Steve said to dmb:
... I have a real question for you? "What about consciousness?" ... "the
problem of consciousness" ... RMP's approach just sweeps it under the rug.
dmb says:
Not sure you've asked an actual question here. What is the problem of
consciousness, exactly? What's being swept under the rug by RMP's approach?
But let me remind you that James' Essays in Radical Empiricism basically
consists of two central essays and all the rest are expansions and
qualifications of those two main essays. One of them is titled "Does
Consciousness Exist?" and in it James answers "no", not if you mean a thing, an
entity that has the thoughts. There is no Cartesian self, no mental substance.
And then you see how subjects and objects are demoted from primary ontological
categories to secondary concepts at the end of chapter 29 in Lila.
As you're reading Chalmers ask yourself if he's operating with the
subject-object metaphysical assumptions. Do you think you could spot such a
thing? It'll probably mean reading between the lines just because assumptions
are like that. They tend to go without saying. If anyone is likely to be
explicit about such a thing, it'll be a philosopher. But still.

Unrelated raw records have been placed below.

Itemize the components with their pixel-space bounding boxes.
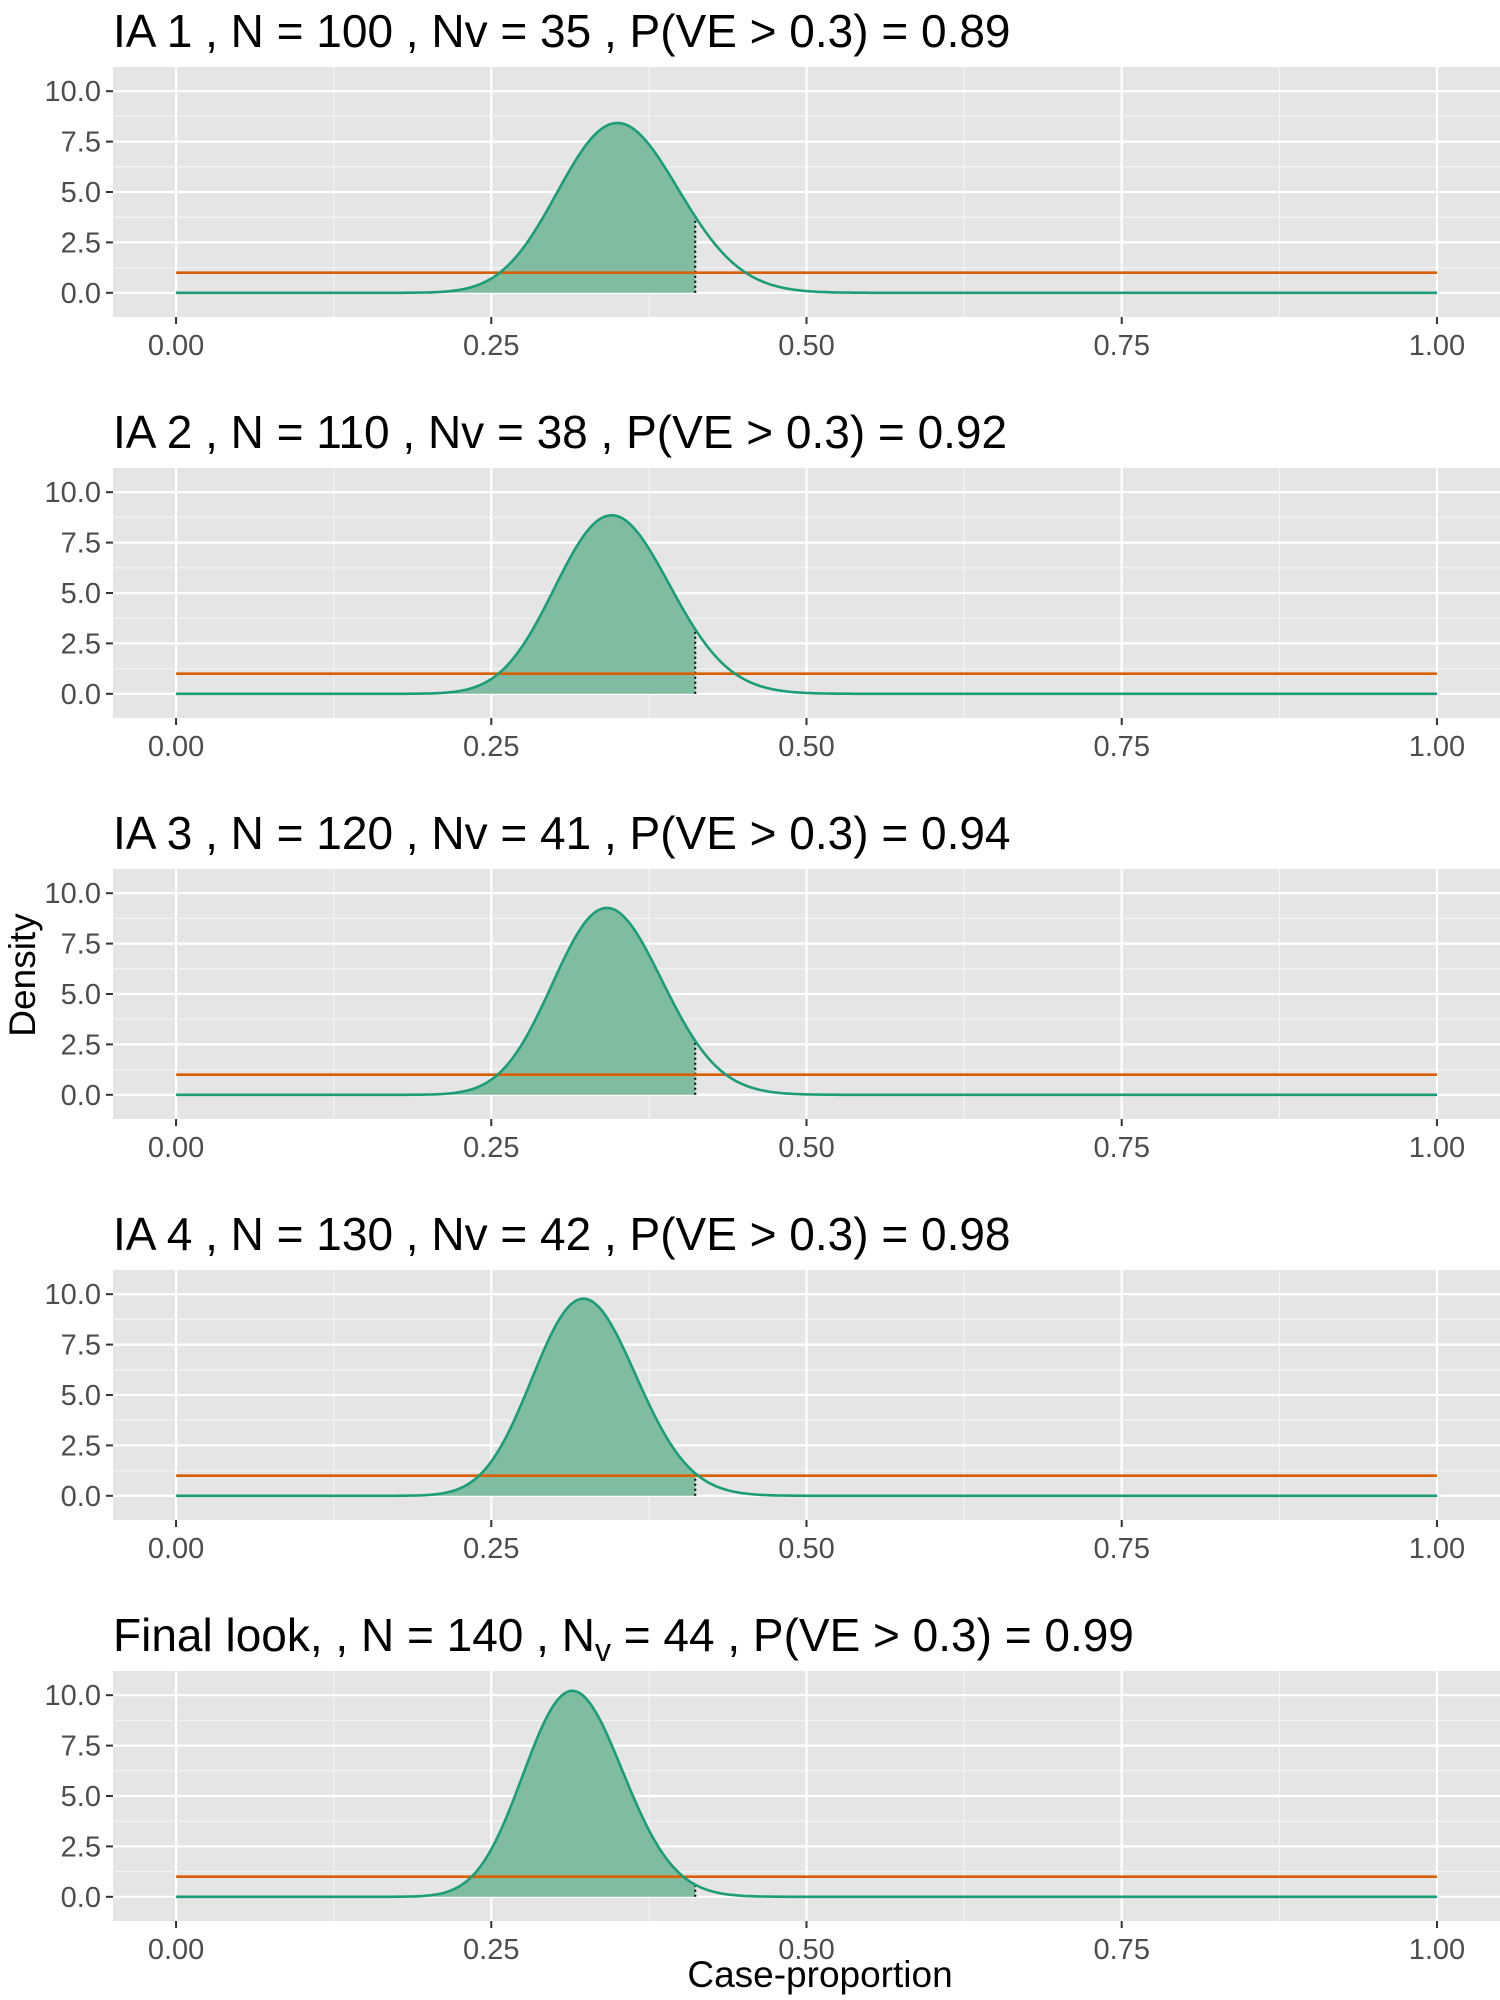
x-tick-label: 0.00	[148, 731, 204, 763]
posterior-shaded-area	[176, 1298, 696, 1496]
x-tick-label: 0.25	[463, 1934, 519, 1966]
y-tick-label: 5.0	[61, 578, 101, 610]
posterior-shaded-area	[176, 515, 696, 694]
x-tick-label: 1.00	[1409, 1934, 1465, 1966]
y-tick-label: 10.0	[45, 878, 101, 910]
panel-5: Final look, , N = 140 , Nv = 44 , P(VE >…	[45, 1609, 1500, 1966]
posterior-density-curve	[176, 906, 1437, 1097]
y-tick-label: 5.0	[61, 1781, 101, 1813]
x-tick-label: 0.25	[463, 731, 519, 763]
y-tick-label: 0.0	[61, 1080, 101, 1112]
y-tick-label: 10.0	[45, 477, 101, 509]
y-tick-label: 7.5	[61, 127, 101, 159]
y-tick-label: 7.5	[61, 1330, 101, 1362]
y-tick-label: 2.5	[61, 227, 101, 259]
x-tick-label: 0.50	[778, 330, 834, 362]
posterior-density-curve	[176, 121, 1437, 295]
y-tick-label: 5.0	[61, 1380, 101, 1412]
y-tick-label: 2.5	[61, 1831, 101, 1863]
x-tick-label: 0.50	[778, 731, 834, 763]
panel-title: Final look, , N = 140 , Nv = 44 , P(VE >…	[113, 1609, 1134, 1668]
posterior-shaded-area	[176, 123, 696, 293]
y-tick-label: 7.5	[61, 1731, 101, 1763]
panel-2: IA 2 , N = 110 , Nv = 38 , P(VE > 0.3) =…	[45, 406, 1500, 763]
x-tick-label: 0.00	[148, 330, 204, 362]
x-tick-label: 1.00	[1409, 731, 1465, 763]
y-tick-label: 0.0	[61, 278, 101, 310]
x-tick-label: 0.25	[463, 1533, 519, 1565]
panel-4: IA 4 , N = 130 , Nv = 42 , P(VE > 0.3) =…	[45, 1208, 1500, 1565]
y-tick-label: 7.5	[61, 929, 101, 961]
x-tick-label: 0.25	[463, 330, 519, 362]
x-tick-label: 0.50	[778, 1533, 834, 1565]
y-axis-title: Density	[2, 913, 43, 1037]
y-tick-label: 7.5	[61, 528, 101, 560]
x-tick-label: 0.75	[1094, 731, 1150, 763]
y-tick-label: 10.0	[45, 76, 101, 108]
x-tick-label: 0.00	[148, 1132, 204, 1164]
x-tick-label: 0.50	[778, 1934, 834, 1966]
y-tick-label: 0.0	[61, 1481, 101, 1513]
y-tick-label: 5.0	[61, 177, 101, 209]
x-tick-label: 0.00	[148, 1934, 204, 1966]
posterior-shaded-area	[176, 907, 696, 1095]
panel-title: IA 3 , N = 120 , Nv = 41 , P(VE > 0.3) =…	[113, 807, 1011, 859]
posterior-density-curve	[176, 1689, 1437, 1899]
panel-3: IA 3 , N = 120 , Nv = 41 , P(VE > 0.3) =…	[45, 807, 1500, 1164]
panel-title: IA 4 , N = 130 , Nv = 42 , P(VE > 0.3) =…	[113, 1208, 1011, 1260]
x-tick-label: 0.75	[1094, 1934, 1150, 1966]
x-tick-label: 1.00	[1409, 330, 1465, 362]
posterior-shaded-area	[176, 1690, 696, 1897]
x-tick-label: 1.00	[1409, 1132, 1465, 1164]
y-tick-label: 0.0	[61, 679, 101, 711]
panel-title: IA 1 , N = 100 , Nv = 35 , P(VE > 0.3) =…	[113, 5, 1011, 57]
x-tick-label: 0.00	[148, 1533, 204, 1565]
x-tick-label: 0.75	[1094, 1533, 1150, 1565]
x-tick-label: 0.75	[1094, 1132, 1150, 1164]
x-tick-label: 0.75	[1094, 330, 1150, 362]
y-tick-label: 2.5	[61, 1029, 101, 1061]
x-axis-title: Case-proportion	[687, 1954, 952, 1995]
y-tick-label: 2.5	[61, 628, 101, 660]
y-tick-label: 0.0	[61, 1882, 101, 1914]
y-tick-label: 10.0	[45, 1279, 101, 1311]
x-tick-label: 0.25	[463, 1132, 519, 1164]
panel-1: IA 1 , N = 100 , Nv = 35 , P(VE > 0.3) =…	[45, 5, 1500, 362]
x-tick-label: 1.00	[1409, 1533, 1465, 1565]
x-tick-label: 0.50	[778, 1132, 834, 1164]
y-tick-label: 10.0	[45, 1680, 101, 1712]
posterior-density-curve	[176, 514, 1437, 696]
posterior-density-curve	[176, 1297, 1437, 1498]
y-tick-label: 2.5	[61, 1430, 101, 1462]
y-tick-label: 5.0	[61, 979, 101, 1011]
panel-title: IA 2 , N = 110 , Nv = 38 , P(VE > 0.3) =…	[113, 406, 1007, 458]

By the time James was all pumped up about radical empiricism in 1904 and 1905,
a period of explosive creativity for James, he was also very excited about a
philosophical wild man named Gustav Fechner. (Krimel is gonna love this.) An
idea of his that James found very appealing was "the view that the entire
material universe, instead of being dead, is inwardly alive and consciously
animated ..in diverse spans and wavelengths, inclusions and envelopments". This
isn't too far from the MOQish notion that the laws of physics are better
conceived as patterns of preference. Even the physical is inwardly alive and
consciously animated to some extent. The "its" count as one of the spans and
wavelengths in this living universe. As James himself put it, "..it is easy to
believe that consciousness or inner experience never originated, or developed,
out of the unconscious, but that it and the physical universe are co-eternal
aspects of one self-same reality, much as concave and convex are
aspects of one curve."
You see what these guys are saying?
If you're a scientific materialist and you hear James explain that
consciousness as an entity, as a Cartesian self, does not exists, you're likely
to take James as being somewhere in the brain-mind identity camp. You'd think
there is no such thing as consciousness per se because the mind is just what
the brain does, more or less. Most people in this camp will back off just a bit
and make some qualification, but that's the basic idea. But when you read this
Fechner-inspired stuff you realize that James had a whole different deal in
mind. Instead of thinking that the mental is a product of the physiological,
which is a product of the physical, you see that it's more like the physical
and the mental have grown up and evolved together as two aspects of the One. In
fact, James's biographer, Robert Richardson, says the quote above is the best
statement about the many and the One that James ever produced (page 447).
Now think about that pithy little radically empirical slogan. Experience and
reality amount to the same thing.
Hmmmm. Consciousness. Maybe I'll give it some thought.
What was the question? Can you state it very specifically?